An excerpt from Look: How to Pay Attention in a Distracted World By Christian Madsbjerg
The year was 1959 and a young French anthropologist named Pierre Bourdieu was visiting his home in the foothills of the Pyrenees while on leave from the miliary. He had been focusing his research on far-flung locations in Algeria but he realized during this visit that his own childhood village was just as deserving of an anthropologist’s eye. Although he had known the small town of Bearn his entire life, he had never really seen it. Could he make the familiar feel strange and look at it with the eyes of an outsider?
An opportunity presented itself one day when he went out to visit one of his classmates from primary school who was then a low-ranking clerk in a neighboring town. His friend pulled out a photograph taken of their entire class when Bourdieu and he were children. There were dozens of sepia-toned faces of young boys all the same age and from the same small peasant community.
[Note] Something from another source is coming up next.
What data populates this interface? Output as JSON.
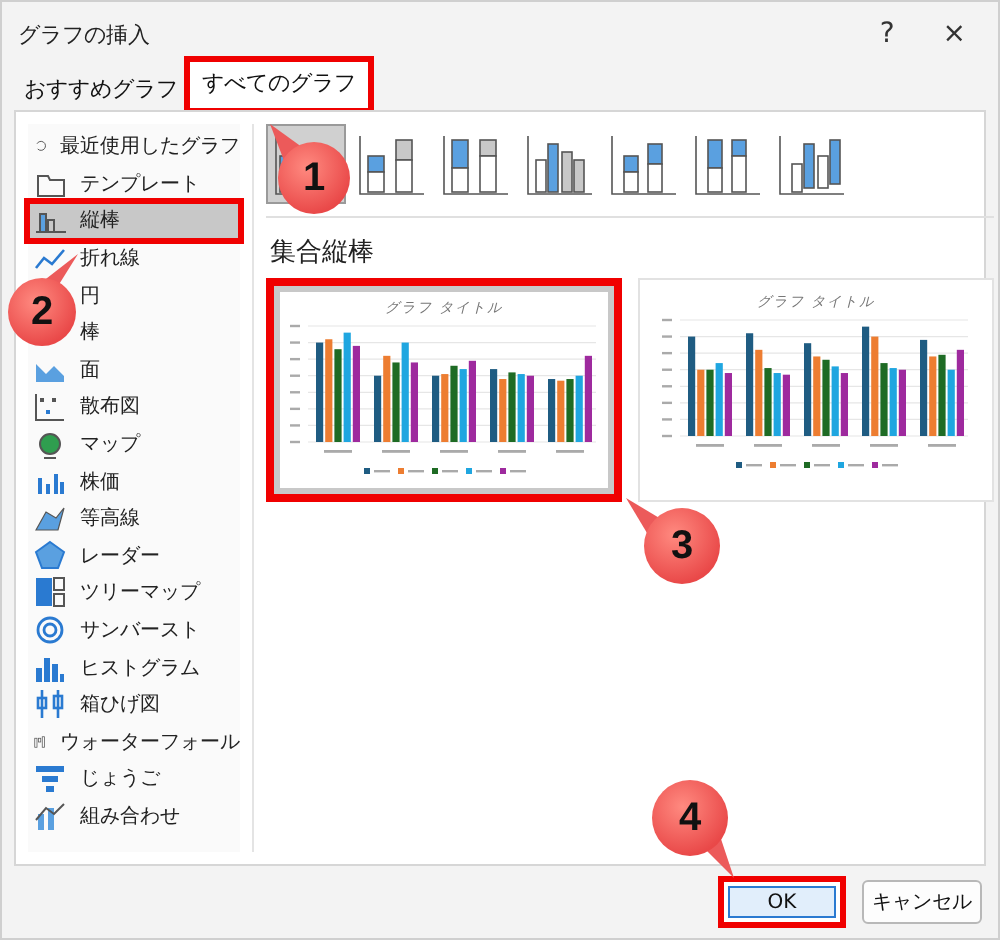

The boys stood in lines wearing the same drab peasant shirts and slacks. The group looked remarkably homogenous, yet Bourdieu’s school friend cast his hand across the photo in dismissive scorn and pronounced half of these young boys “unmarriageable.” The children he was referring to, now grown men, were all the oldest sons in their families. In the agricultural world of Bearn—one that at the time revered primogeniture, the tradition of passing land down through the first-born son—the idea that eldest sons would be unmarriageable didn’t make any sense. More striking was the cruelty with which his friend tossed off the remark. Unmarriageable. He might just as easily have said: Worthless.